State Epidemiologist Theresa Sokol also joined the briefing with her daughter, who participated in a Moderna trial and believes she did receive the vaccine because she experienced side effects.
Close to 200 people have been able to get vaccinated in their homes because they are homebound, according to the governor. He also noted that those who need transportation to get the vaccine can call 211 to for information on how to get a ride from Lyft, whose services are provided by the federal government for those who qualify.
State Health Officer Dr. Joseph Kanter said the state only ordered 88.7% of the vaccines allotted from the federal government last week. Of those, 99 percent were distributed and 77 of those have gone into arms. While most of the key indicators for the state’s COVID-19 status are “more or less flat,” statewide positivity rate has risen slightly to 3.4%
Still, Kanter said it is very encouraging that the number of hospitalizations statewide has remained below 350 since the beginning of April, something that has not happened since before the first spike 14 months ago.
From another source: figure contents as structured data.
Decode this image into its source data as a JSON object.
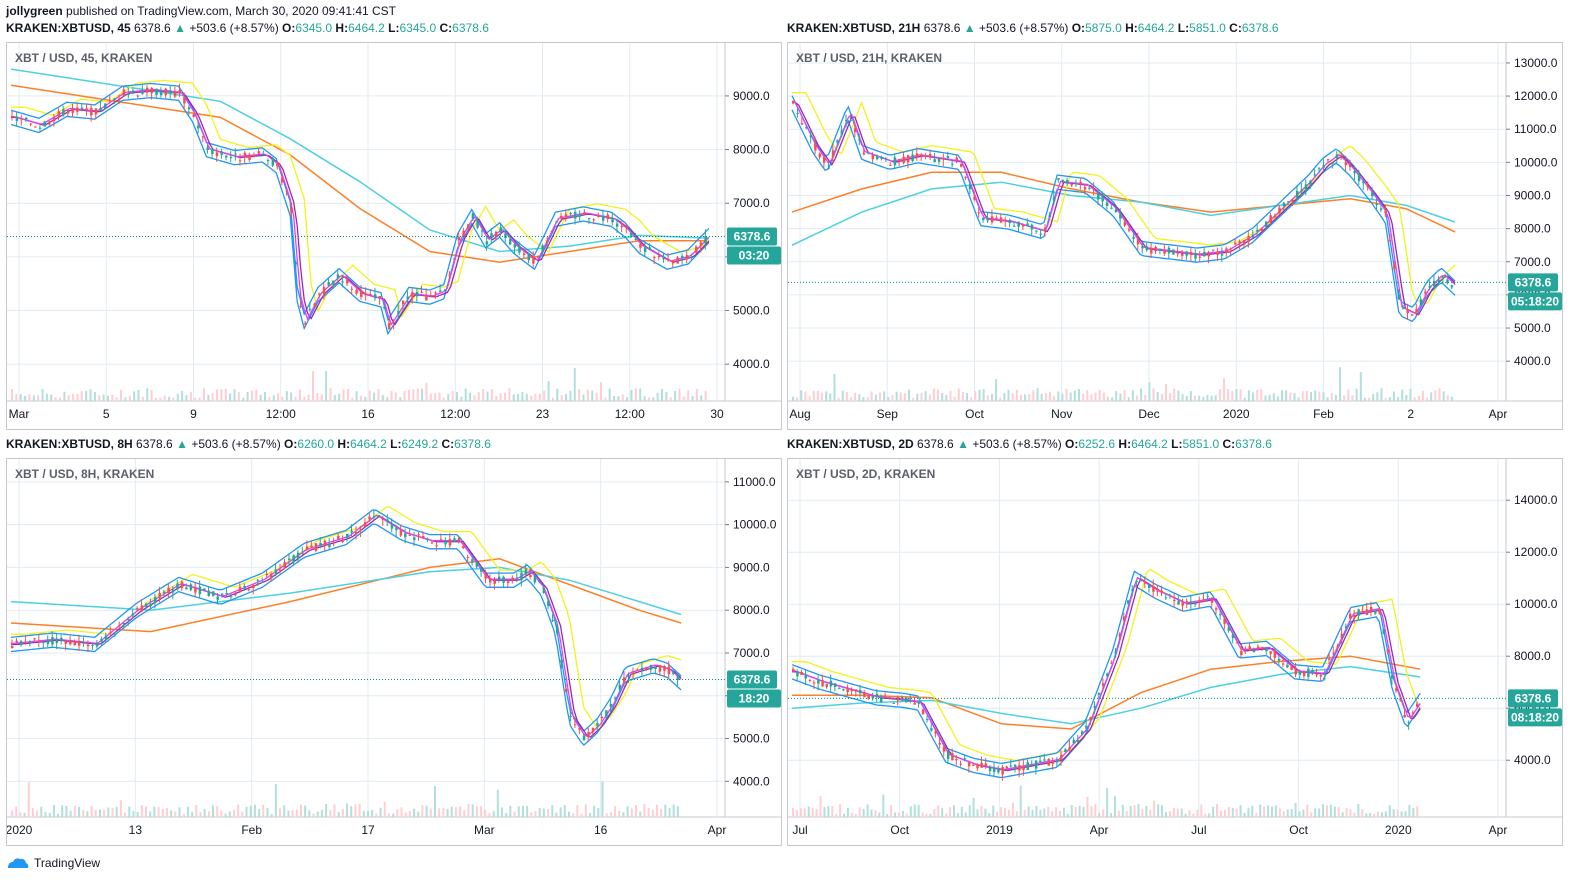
{
  "header": {
    "user": "jollygreen",
    "published": "published on TradingView.com, March 30, 2020 09:41:41 CST"
  },
  "brand": {
    "logo_text": "TradingView"
  },
  "colors": {
    "up": "#26a69a",
    "down": "#ef5350",
    "orange": "#ff7f27",
    "cyan": "#4dd0e1",
    "yellow": "#f2f21a",
    "blue": "#2196f3",
    "purple": "#9c27b0",
    "pink": "#e040fb",
    "grid": "#e1ecf2",
    "dotted": "#008b8b"
  },
  "panels": [
    {
      "symbol": "KRAKEN:XBTUSD, 45",
      "last": "6378.6",
      "change": "+503.6 (+8.57%)",
      "o": "6345.0",
      "h": "6464.2",
      "l": "6345.0",
      "c": "6378.6",
      "watermark": "XBT / USD, 45, KRAKEN",
      "price_tag": "6378.6",
      "timer_tag": "03:20"
    },
    {
      "symbol": "KRAKEN:XBTUSD, 21H",
      "last": "6378.6",
      "change": "+503.6 (+8.57%)",
      "o": "5875.0",
      "h": "6464.2",
      "l": "5851.0",
      "c": "6378.6",
      "watermark": "XBT / USD, 21H, KRAKEN",
      "price_tag": "6378.6",
      "timer_tag": "05:18:20"
    },
    {
      "symbol": "KRAKEN:XBTUSD, 8H",
      "last": "6378.6",
      "change": "+503.6 (+8.57%)",
      "o": "6260.0",
      "h": "6464.2",
      "l": "6249.2",
      "c": "6378.6",
      "watermark": "XBT / USD, 8H, KRAKEN",
      "price_tag": "6378.6",
      "timer_tag": "18:20"
    },
    {
      "symbol": "KRAKEN:XBTUSD, 2D",
      "last": "6378.6",
      "change": "+503.6 (+8.57%)",
      "o": "6252.6",
      "h": "6464.2",
      "l": "5851.0",
      "c": "6378.6",
      "watermark": "XBT / USD, 2D, KRAKEN",
      "price_tag": "6378.6",
      "timer_tag": "08:18:20"
    }
  ],
  "chart_data": [
    {
      "type": "line",
      "title": "XBT / USD, 45, KRAKEN",
      "ylim": [
        3500,
        9800
      ],
      "yticks": [
        "4000.0",
        "5000.0",
        "6000.0",
        "7000.0",
        "8000.0",
        "9000.0"
      ],
      "xticks": [
        "Mar",
        "5",
        "9",
        "12:00",
        "16",
        "12:00",
        "23",
        "12:00",
        "30"
      ],
      "last_price": 6378.6,
      "price": [
        [
          0,
          8600
        ],
        [
          0.04,
          8450
        ],
        [
          0.08,
          8750
        ],
        [
          0.12,
          8700
        ],
        [
          0.16,
          9050
        ],
        [
          0.2,
          9100
        ],
        [
          0.24,
          9050
        ],
        [
          0.26,
          8650
        ],
        [
          0.28,
          8000
        ],
        [
          0.32,
          7850
        ],
        [
          0.36,
          7900
        ],
        [
          0.38,
          7700
        ],
        [
          0.4,
          6900
        ],
        [
          0.41,
          5300
        ],
        [
          0.42,
          4800
        ],
        [
          0.44,
          5300
        ],
        [
          0.47,
          5650
        ],
        [
          0.5,
          5300
        ],
        [
          0.53,
          5200
        ],
        [
          0.54,
          4700
        ],
        [
          0.57,
          5300
        ],
        [
          0.6,
          5250
        ],
        [
          0.62,
          5350
        ],
        [
          0.64,
          6300
        ],
        [
          0.66,
          6750
        ],
        [
          0.68,
          6300
        ],
        [
          0.7,
          6500
        ],
        [
          0.72,
          6200
        ],
        [
          0.75,
          5900
        ],
        [
          0.78,
          6700
        ],
        [
          0.82,
          6800
        ],
        [
          0.86,
          6700
        ],
        [
          0.88,
          6500
        ],
        [
          0.9,
          6200
        ],
        [
          0.94,
          5900
        ],
        [
          0.97,
          6000
        ],
        [
          1,
          6400
        ]
      ],
      "series": [
        {
          "name": "",
          "color": "orange",
          "values": [
            [
              0,
              9200
            ],
            [
              0.15,
              8900
            ],
            [
              0.3,
              8600
            ],
            [
              0.4,
              7900
            ],
            [
              0.5,
              6900
            ],
            [
              0.6,
              6100
            ],
            [
              0.7,
              5900
            ],
            [
              0.8,
              6100
            ],
            [
              0.9,
              6300
            ],
            [
              1,
              6300
            ]
          ]
        },
        {
          "name": "",
          "color": "cyan",
          "values": [
            [
              0,
              9500
            ],
            [
              0.15,
              9200
            ],
            [
              0.3,
              8900
            ],
            [
              0.4,
              8200
            ],
            [
              0.5,
              7400
            ],
            [
              0.6,
              6500
            ],
            [
              0.7,
              6100
            ],
            [
              0.8,
              6200
            ],
            [
              0.9,
              6400
            ],
            [
              1,
              6350
            ]
          ]
        }
      ]
    },
    {
      "type": "line",
      "title": "XBT / USD, 21H, KRAKEN",
      "ylim": [
        3100,
        13300
      ],
      "yticks": [
        "4000.0",
        "5000.0",
        "6000.0",
        "7000.0",
        "8000.0",
        "9000.0",
        "10000.0",
        "11000.0",
        "12000.0",
        "13000.0"
      ],
      "xticks": [
        "Aug",
        "Sep",
        "Oct",
        "Nov",
        "Dec",
        "2020",
        "Feb",
        "2",
        "Apr"
      ],
      "last_price": 6378.6,
      "price": [
        [
          0,
          11800
        ],
        [
          0.03,
          10500
        ],
        [
          0.05,
          9900
        ],
        [
          0.08,
          11500
        ],
        [
          0.1,
          10300
        ],
        [
          0.14,
          10000
        ],
        [
          0.18,
          10200
        ],
        [
          0.24,
          10000
        ],
        [
          0.27,
          8300
        ],
        [
          0.31,
          8200
        ],
        [
          0.36,
          7900
        ],
        [
          0.38,
          9400
        ],
        [
          0.42,
          9300
        ],
        [
          0.46,
          8600
        ],
        [
          0.5,
          7400
        ],
        [
          0.54,
          7300
        ],
        [
          0.58,
          7200
        ],
        [
          0.62,
          7300
        ],
        [
          0.66,
          7800
        ],
        [
          0.7,
          8600
        ],
        [
          0.74,
          9400
        ],
        [
          0.76,
          9900
        ],
        [
          0.78,
          10200
        ],
        [
          0.8,
          9800
        ],
        [
          0.83,
          9000
        ],
        [
          0.85,
          8400
        ],
        [
          0.87,
          5600
        ],
        [
          0.89,
          5400
        ],
        [
          0.91,
          6200
        ],
        [
          0.93,
          6600
        ],
        [
          0.95,
          6200
        ]
      ],
      "series": [
        {
          "name": "",
          "color": "orange",
          "values": [
            [
              0,
              8500
            ],
            [
              0.1,
              9200
            ],
            [
              0.2,
              9700
            ],
            [
              0.3,
              9700
            ],
            [
              0.4,
              9200
            ],
            [
              0.5,
              8800
            ],
            [
              0.6,
              8500
            ],
            [
              0.7,
              8700
            ],
            [
              0.8,
              8900
            ],
            [
              0.88,
              8600
            ],
            [
              0.95,
              7900
            ]
          ]
        },
        {
          "name": "",
          "color": "cyan",
          "values": [
            [
              0,
              7500
            ],
            [
              0.1,
              8500
            ],
            [
              0.2,
              9200
            ],
            [
              0.3,
              9400
            ],
            [
              0.4,
              9000
            ],
            [
              0.5,
              8800
            ],
            [
              0.6,
              8400
            ],
            [
              0.7,
              8700
            ],
            [
              0.8,
              9000
            ],
            [
              0.88,
              8700
            ],
            [
              0.95,
              8200
            ]
          ]
        }
      ]
    },
    {
      "type": "line",
      "title": "XBT / USD, 8H, KRAKEN",
      "ylim": [
        3400,
        11300
      ],
      "yticks": [
        "4000.0",
        "5000.0",
        "6000.0",
        "7000.0",
        "8000.0",
        "9000.0",
        "10000.0",
        "11000.0"
      ],
      "xticks": [
        "2020",
        "13",
        "Feb",
        "17",
        "Mar",
        "16",
        "Apr"
      ],
      "last_price": 6378.6,
      "price": [
        [
          0,
          7200
        ],
        [
          0.06,
          7300
        ],
        [
          0.12,
          7200
        ],
        [
          0.18,
          8000
        ],
        [
          0.24,
          8600
        ],
        [
          0.3,
          8300
        ],
        [
          0.36,
          8700
        ],
        [
          0.42,
          9400
        ],
        [
          0.48,
          9700
        ],
        [
          0.52,
          10200
        ],
        [
          0.56,
          9800
        ],
        [
          0.6,
          9600
        ],
        [
          0.64,
          9600
        ],
        [
          0.68,
          8700
        ],
        [
          0.72,
          8700
        ],
        [
          0.74,
          8900
        ],
        [
          0.76,
          8500
        ],
        [
          0.78,
          7600
        ],
        [
          0.8,
          5500
        ],
        [
          0.82,
          5000
        ],
        [
          0.84,
          5300
        ],
        [
          0.86,
          5800
        ],
        [
          0.88,
          6500
        ],
        [
          0.92,
          6700
        ],
        [
          0.94,
          6600
        ],
        [
          0.96,
          6300
        ]
      ],
      "series": [
        {
          "name": "",
          "color": "orange",
          "values": [
            [
              0,
              7700
            ],
            [
              0.2,
              7500
            ],
            [
              0.4,
              8200
            ],
            [
              0.6,
              9000
            ],
            [
              0.7,
              9200
            ],
            [
              0.8,
              8600
            ],
            [
              0.9,
              8000
            ],
            [
              0.96,
              7700
            ]
          ]
        },
        {
          "name": "",
          "color": "cyan",
          "values": [
            [
              0,
              8200
            ],
            [
              0.2,
              8000
            ],
            [
              0.4,
              8400
            ],
            [
              0.6,
              8900
            ],
            [
              0.7,
              9000
            ],
            [
              0.8,
              8700
            ],
            [
              0.9,
              8200
            ],
            [
              0.96,
              7900
            ]
          ]
        }
      ]
    },
    {
      "type": "line",
      "title": "XBT / USD, 2D, KRAKEN",
      "ylim": [
        2200,
        15200
      ],
      "yticks": [
        "4000.0",
        "6000.0",
        "8000.0",
        "10000.0",
        "12000.0",
        "14000.0"
      ],
      "xticks": [
        "Jul",
        "Oct",
        "2019",
        "Apr",
        "Jul",
        "Oct",
        "2020",
        "Apr"
      ],
      "last_price": 6378.6,
      "price": [
        [
          0,
          7400
        ],
        [
          0.04,
          7000
        ],
        [
          0.08,
          6700
        ],
        [
          0.12,
          6400
        ],
        [
          0.16,
          6300
        ],
        [
          0.18,
          6200
        ],
        [
          0.22,
          4200
        ],
        [
          0.26,
          3800
        ],
        [
          0.3,
          3600
        ],
        [
          0.34,
          3800
        ],
        [
          0.38,
          4000
        ],
        [
          0.42,
          5200
        ],
        [
          0.46,
          8000
        ],
        [
          0.49,
          11000
        ],
        [
          0.52,
          10500
        ],
        [
          0.56,
          10000
        ],
        [
          0.6,
          10200
        ],
        [
          0.64,
          8200
        ],
        [
          0.68,
          8300
        ],
        [
          0.72,
          7400
        ],
        [
          0.76,
          7300
        ],
        [
          0.8,
          9600
        ],
        [
          0.84,
          9800
        ],
        [
          0.86,
          7000
        ],
        [
          0.88,
          5500
        ],
        [
          0.9,
          6300
        ]
      ],
      "series": [
        {
          "name": "",
          "color": "orange",
          "values": [
            [
              0,
              6500
            ],
            [
              0.1,
              6500
            ],
            [
              0.2,
              6400
            ],
            [
              0.3,
              5400
            ],
            [
              0.4,
              5200
            ],
            [
              0.5,
              6600
            ],
            [
              0.6,
              7500
            ],
            [
              0.7,
              7800
            ],
            [
              0.8,
              8000
            ],
            [
              0.9,
              7500
            ]
          ]
        },
        {
          "name": "",
          "color": "cyan",
          "values": [
            [
              0,
              6000
            ],
            [
              0.1,
              6200
            ],
            [
              0.2,
              6300
            ],
            [
              0.3,
              5800
            ],
            [
              0.4,
              5400
            ],
            [
              0.5,
              6000
            ],
            [
              0.6,
              6800
            ],
            [
              0.7,
              7300
            ],
            [
              0.8,
              7600
            ],
            [
              0.9,
              7200
            ]
          ]
        }
      ]
    }
  ]
}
427 new COVID-19 cases were reported statewide Thursday, according to the Louisiana Department of Health, bringing the total number of cases to 467,575 since the first case was reported on March 9, 2020. The state’s first death was reported five days later on March 14. The eight new deaths reported Thursday bring the total to 10,517.
During his media briefing Thursday afternoon, the governor also warned of more rain expected over the next few days in south and southwest Louisiana, including areas that have already been hit by flooding. Four of the five storm-related deaths have been related to flooding.
Rainy weather and flooding have already brought widespread damage in parts of south Louisiana and are suspected factors in at least four Louisiana deaths. One person is still missing after a car went into a canal.